Hash table implementations
* Chained hash table: maintain a linked list of buckets for each slow in the hash table.
* Open-Addressing hash table: Single giant table of slots. Resolve collisions by linearly searching for the next free slot in the table.
* Cuckoo hash table: Use multiple hash tables with different hash functions.

L19 Parallel Join Algorithms (Sorting)
SIMD
* Significant performance gains and resource utilization if an algorithm can be verctorized.

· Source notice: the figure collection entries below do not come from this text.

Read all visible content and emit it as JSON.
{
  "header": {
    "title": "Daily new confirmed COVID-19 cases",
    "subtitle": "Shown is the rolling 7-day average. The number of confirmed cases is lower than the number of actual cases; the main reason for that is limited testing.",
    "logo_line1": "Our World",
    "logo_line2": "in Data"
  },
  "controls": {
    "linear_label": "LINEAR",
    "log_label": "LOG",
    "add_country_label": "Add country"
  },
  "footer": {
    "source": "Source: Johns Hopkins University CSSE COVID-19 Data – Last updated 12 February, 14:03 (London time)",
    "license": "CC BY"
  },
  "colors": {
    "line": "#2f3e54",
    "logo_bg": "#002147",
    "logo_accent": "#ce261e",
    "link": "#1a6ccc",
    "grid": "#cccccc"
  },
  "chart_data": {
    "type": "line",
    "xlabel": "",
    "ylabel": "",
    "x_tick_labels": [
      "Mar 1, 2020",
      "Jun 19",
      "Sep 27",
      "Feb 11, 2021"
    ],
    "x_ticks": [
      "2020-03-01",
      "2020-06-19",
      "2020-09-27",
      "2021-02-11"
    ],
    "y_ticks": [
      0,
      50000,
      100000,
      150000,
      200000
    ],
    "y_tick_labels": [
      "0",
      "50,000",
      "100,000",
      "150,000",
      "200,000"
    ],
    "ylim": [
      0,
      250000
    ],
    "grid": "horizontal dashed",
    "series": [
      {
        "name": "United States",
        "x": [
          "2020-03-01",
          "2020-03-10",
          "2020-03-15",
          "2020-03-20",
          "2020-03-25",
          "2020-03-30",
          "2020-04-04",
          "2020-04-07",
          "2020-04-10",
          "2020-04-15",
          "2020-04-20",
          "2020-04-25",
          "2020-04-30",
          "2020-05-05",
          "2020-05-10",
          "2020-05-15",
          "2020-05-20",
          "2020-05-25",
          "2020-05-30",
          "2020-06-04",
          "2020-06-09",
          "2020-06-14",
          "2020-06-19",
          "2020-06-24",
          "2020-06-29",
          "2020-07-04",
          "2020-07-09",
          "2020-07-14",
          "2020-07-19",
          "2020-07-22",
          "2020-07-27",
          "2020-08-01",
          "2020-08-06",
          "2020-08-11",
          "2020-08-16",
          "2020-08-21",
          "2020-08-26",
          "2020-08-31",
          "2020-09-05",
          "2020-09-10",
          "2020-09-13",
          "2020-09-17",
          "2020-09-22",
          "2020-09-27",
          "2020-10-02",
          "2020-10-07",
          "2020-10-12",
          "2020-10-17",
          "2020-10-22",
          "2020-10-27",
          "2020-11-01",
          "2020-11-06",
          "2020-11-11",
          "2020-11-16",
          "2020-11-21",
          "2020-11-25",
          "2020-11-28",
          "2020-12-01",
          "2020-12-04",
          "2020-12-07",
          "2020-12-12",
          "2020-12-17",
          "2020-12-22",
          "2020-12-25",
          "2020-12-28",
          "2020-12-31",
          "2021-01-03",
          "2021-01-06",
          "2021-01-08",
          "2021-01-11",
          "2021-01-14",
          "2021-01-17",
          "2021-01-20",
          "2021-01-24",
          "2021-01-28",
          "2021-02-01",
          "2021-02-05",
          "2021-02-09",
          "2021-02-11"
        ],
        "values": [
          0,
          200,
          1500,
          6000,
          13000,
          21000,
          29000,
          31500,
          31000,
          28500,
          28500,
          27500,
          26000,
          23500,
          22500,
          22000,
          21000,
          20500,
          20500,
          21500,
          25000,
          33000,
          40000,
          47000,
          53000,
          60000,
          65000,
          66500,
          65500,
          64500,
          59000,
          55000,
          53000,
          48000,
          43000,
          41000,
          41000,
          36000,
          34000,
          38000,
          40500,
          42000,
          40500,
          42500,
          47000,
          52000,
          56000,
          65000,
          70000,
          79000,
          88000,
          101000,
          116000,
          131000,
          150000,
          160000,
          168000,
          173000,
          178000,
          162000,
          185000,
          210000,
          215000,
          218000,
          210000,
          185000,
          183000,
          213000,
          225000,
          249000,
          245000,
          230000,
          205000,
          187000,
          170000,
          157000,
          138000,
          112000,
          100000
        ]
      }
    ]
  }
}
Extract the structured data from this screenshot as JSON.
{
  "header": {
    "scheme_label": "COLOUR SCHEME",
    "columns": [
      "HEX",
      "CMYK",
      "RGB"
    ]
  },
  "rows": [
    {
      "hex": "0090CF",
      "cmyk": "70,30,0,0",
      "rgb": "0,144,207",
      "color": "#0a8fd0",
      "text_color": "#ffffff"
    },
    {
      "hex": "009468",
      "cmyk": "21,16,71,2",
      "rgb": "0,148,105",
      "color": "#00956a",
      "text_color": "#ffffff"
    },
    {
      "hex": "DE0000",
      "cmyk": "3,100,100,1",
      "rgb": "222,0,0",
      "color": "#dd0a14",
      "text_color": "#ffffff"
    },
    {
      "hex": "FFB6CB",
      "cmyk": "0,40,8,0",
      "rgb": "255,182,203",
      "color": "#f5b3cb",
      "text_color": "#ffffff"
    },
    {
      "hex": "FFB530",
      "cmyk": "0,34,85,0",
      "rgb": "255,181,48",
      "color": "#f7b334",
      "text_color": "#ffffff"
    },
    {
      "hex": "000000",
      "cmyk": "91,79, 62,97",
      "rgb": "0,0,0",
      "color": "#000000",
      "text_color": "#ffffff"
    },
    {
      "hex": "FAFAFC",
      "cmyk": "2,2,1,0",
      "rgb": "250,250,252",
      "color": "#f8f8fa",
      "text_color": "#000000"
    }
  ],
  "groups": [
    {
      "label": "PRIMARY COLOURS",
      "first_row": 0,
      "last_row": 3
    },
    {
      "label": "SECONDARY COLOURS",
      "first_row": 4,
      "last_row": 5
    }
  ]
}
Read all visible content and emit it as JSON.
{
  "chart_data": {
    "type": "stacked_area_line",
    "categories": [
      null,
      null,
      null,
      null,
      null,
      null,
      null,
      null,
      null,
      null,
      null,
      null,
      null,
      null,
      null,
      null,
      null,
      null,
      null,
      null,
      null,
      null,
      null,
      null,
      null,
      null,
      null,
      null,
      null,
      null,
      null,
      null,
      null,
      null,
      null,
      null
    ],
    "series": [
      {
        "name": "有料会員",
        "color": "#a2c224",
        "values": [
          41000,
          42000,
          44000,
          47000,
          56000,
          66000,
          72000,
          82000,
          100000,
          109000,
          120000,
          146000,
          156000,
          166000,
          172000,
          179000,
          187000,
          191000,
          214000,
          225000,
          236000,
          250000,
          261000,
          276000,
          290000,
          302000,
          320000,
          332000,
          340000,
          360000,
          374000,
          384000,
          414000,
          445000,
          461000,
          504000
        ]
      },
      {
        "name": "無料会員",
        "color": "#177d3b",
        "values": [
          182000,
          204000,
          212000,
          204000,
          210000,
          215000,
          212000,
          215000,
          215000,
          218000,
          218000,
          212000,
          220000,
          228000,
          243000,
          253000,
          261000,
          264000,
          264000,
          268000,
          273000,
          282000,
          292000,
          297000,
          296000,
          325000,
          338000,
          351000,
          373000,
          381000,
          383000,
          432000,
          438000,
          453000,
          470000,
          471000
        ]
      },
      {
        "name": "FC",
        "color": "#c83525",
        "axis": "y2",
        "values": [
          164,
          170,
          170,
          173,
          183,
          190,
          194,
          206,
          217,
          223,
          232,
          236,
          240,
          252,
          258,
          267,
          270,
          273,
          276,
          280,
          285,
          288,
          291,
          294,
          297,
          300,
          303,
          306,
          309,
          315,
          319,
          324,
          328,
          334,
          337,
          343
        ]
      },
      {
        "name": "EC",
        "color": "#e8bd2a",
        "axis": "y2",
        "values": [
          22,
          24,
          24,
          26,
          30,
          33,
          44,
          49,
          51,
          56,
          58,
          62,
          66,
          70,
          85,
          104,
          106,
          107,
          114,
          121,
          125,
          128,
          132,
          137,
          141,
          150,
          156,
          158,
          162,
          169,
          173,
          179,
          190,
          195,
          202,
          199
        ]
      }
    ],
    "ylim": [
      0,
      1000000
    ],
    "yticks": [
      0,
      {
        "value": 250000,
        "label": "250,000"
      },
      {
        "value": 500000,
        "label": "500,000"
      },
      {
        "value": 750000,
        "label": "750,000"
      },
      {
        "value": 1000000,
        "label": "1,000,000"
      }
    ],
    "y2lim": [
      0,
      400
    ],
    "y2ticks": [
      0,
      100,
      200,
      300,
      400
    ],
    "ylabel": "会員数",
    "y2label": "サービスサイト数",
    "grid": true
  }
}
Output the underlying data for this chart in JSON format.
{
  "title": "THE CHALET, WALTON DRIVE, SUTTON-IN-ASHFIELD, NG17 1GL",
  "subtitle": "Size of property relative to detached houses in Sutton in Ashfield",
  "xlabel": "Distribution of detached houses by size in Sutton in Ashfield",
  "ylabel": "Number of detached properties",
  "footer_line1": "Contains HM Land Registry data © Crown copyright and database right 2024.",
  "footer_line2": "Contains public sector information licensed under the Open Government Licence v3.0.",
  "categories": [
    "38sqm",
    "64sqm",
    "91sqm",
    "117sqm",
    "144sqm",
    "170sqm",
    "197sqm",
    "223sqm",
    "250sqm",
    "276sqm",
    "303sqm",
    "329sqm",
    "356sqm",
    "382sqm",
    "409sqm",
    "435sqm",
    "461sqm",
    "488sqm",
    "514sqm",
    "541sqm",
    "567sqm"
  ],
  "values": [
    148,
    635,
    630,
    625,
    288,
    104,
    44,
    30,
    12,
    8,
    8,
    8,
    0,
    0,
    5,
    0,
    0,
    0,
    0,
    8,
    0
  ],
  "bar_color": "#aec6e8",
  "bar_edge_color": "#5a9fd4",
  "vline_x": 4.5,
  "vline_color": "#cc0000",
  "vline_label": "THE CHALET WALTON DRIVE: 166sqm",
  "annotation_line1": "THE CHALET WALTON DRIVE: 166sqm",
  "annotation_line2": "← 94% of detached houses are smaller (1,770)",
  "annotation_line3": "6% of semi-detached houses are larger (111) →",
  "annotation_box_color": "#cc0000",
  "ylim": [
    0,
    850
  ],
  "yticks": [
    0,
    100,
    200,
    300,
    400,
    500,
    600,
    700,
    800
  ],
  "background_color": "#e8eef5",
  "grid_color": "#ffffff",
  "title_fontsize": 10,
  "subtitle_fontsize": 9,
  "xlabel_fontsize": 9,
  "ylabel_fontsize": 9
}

Moving data between DRAM and GPU is slow over PCI-E bus

Sort-Merge Join
Phase #1 Sort: Sort the tuples of R and S based on the join key
Phase #2 Merge: The outer relation R only needs to be scanned once

Sorting is always the most expensive part

Parallel Sort-Merge Join
Phase #1 Partitioning (optional): Partition R and assign them to workers / cores
Phase #2 Sort
Phase #3 Merge

Partitioning phase
* Divide the relations into chunks and assign them to cores

Sort phase
* Create runs of sorted chunks of tuples for both input replations
* It used to be that Quicksort was good enough
* Sorting networks is similar to ghost leg

Merge phase
* Iterate through the outer table and inner table in lockstep and compare join keys

Sort-Merge Join Variants
* Multi-way sort-mrge (m-way)
* Multi-pass sort-merge (m-pass)
* Massively parallel sort-merge (mpsm)

L20 Query Compilation
Code generation
* Transpilation
* JIT Compilation: generate IR(intermediate representation) of the query

L21 Vectorized Execution (Part I)
Mutli-Cores vs MIC(Many Integrated Cores)
Streaming SIMD Extensions (SSE) is a collection SIMD instructions that target special 128-bit SIMD registers
The restrict keyword in C++ tells the compiler that the arrays are distinct locations in memory


L22 Vectorized Execution (Part II)
Bitweaving
* Horizontal
* Vertical

OLTP Issues
* Run-time Operations ➝ Cold Tuple Identification
* Eviction Policies ➝ Timing and Evicted Tuple Metadata
* Data Retrieval Policies ➝ Granularity, Retireval Mechanism and Merging back to memory

Fundamental elements of circutis
1. capacitor
2. Registor
3, Inductor
4. Memristor

Phase-change memory (PRM)
* A short pulse changes the cell to a '0'
* A long, gradual pulse changes the cell to a '1'

Resistive RAM (ReRAM)
Running a current one direction moves electrons from the top TiO2 layter to the botttom, thereby changing the resistance

Magnetoresistive RAM (MRAM)
Stores data using magnetic storage elements instead of electric charge or current flows

NVM for database systems
Block-addressable NVM is not that interesting.
Byte-addressable NVM will be a game changer but will require some work to use correctly

NVM-Aware memory allocator
#1 synchronization
➝ The allocator writes back CPU cache lines to NVM using the CLFLUSH instruction
➝ It then issues a SFENCE instruction to wait for the data to become durable on NVM

#2 Naming
➝ The allocator ensures that virtual memory addresses assigned to a memory-mapped region never change even after the OS or DBMS restarts.